The team’s first step towards launching their business was securing approval from the Office of Student Activities for baking and delivering cookies and receiving food handling permits from Multnomah County. During their first night open for business, they received and delivered 20 cookie orders.

“We’ve been planning since the very first week (of the semester),” Gould said. “We formed our group and then pretty quickly came up with the idea.”

The team is modeling their project off of the cookie delivery service at University of San Diego. Universities across the nation have begun offering cookie delivery services as a means of raising money for social causes.

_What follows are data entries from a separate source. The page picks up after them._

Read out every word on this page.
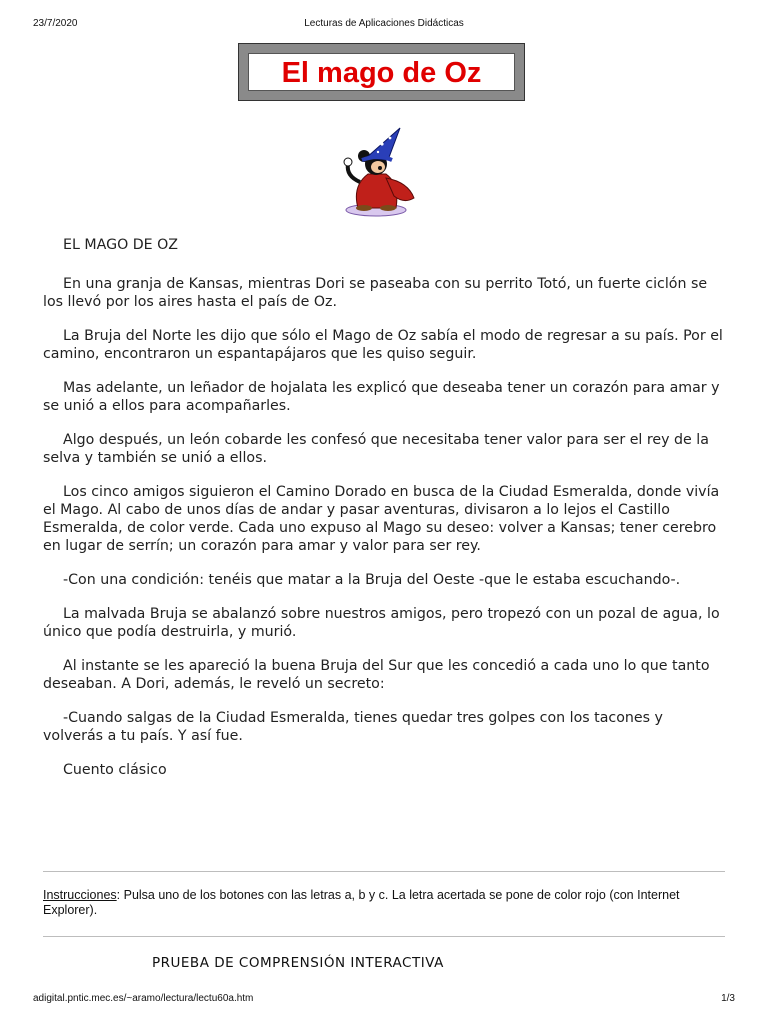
23/7/2020	Lecturas de Aplicaciones Didácticas
El mago de Oz

EL MAGO DE OZ

En una granja de Kansas, mientras Dori se paseaba con su perrito Totó, un fuerte ciclón se los llevó por los aires hasta el país de Oz.

La Bruja del Norte les dijo que sólo el Mago de Oz sabía el modo de regresar a su país. Por el camino, encontraron un espantapájaros que les quiso seguir.

Mas adelante, un leñador de hojalata les explicó que deseaba tener un corazón para amar y se unió a ellos para acompañarles.

Algo después, un león cobarde les confesó que necesitaba tener valor para ser el rey de la selva y también se unió a ellos.

Los cinco amigos siguieron el Camino Dorado en busca de la Ciudad Esmeralda, donde vivía el Mago. Al cabo de unos días de andar y pasar aventuras, divisaron a lo lejos el Castillo Esmeralda, de color verde. Cada uno expuso al Mago su deseo: volver a Kansas; tener cerebro en lugar de serrín; un corazón para amar y valor para ser rey.

-Con una condición: tenéis que matar a la Bruja del Oeste -que le estaba escuchando-.

La malvada Bruja se abalanzó sobre nuestros amigos, pero tropezó con un pozal de agua, lo único que podía destruirla, y murió.

Al instante se les apareció la buena Bruja del Sur que les concedió a cada uno lo que tanto deseaban. A Dori, además, le reveló un secreto:

-Cuando salgas de la Ciudad Esmeralda, tienes quedar tres golpes con los tacones y volverás a tu país. Y así fue.

Cuento clásico

Instrucciones: Pulsa uno de los botones con las letras a, b y c. La letra acertada se pone de color rojo (con Internet Explorer).
PRUEBA DE COMPRENSIÓN INTERACTIVA
adigital.pntic.mec.es/~aramo/lectura/lectu60a.htm	1/3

Insomnia Cookies, a chain of bakeries that delivers cookies to college campuses and raises money for organizations combating hunger, has had widespread success in the social entrepreneurship field. Insomnia Cookies began at the University of Pennsylvania in 2003 and has spread across the country to New York, Boston, and Miami among other locations.

Gould, Harder and Phillips launched a Kickstarter, a website where individuals can donate money to an entrepreneurial venture, to cover the cost of the ingredients, packaging, and advertising for the cookies. The Kickstarter exceeded its $500 goal with a total of $545 raised.

The project is Gould, Harder and Phillips’ first opportunity to make their entrepreneurial aspirations into a reality. For Harder, who has a passion for baking, the cookie delivery service is an chance to combine her culinary and business interests.

“The future is super unknown, but I definitely want to go into baking,” Harder said. “This is a real test to see if you can make your ideas happen,” Harder said.

They plan to visit the Roosevelt Writing Center to see how their project is positively affecting students they hope to support.

“At some point we’d like to go over to Roosevelt and actually volunteer in the writing center,” Gould said.

Although the team has only planned to donate to the Writing Center thus far, they may expand their outreach if the service is successful.

“Anything we can get will make a difference for them,” Harder said.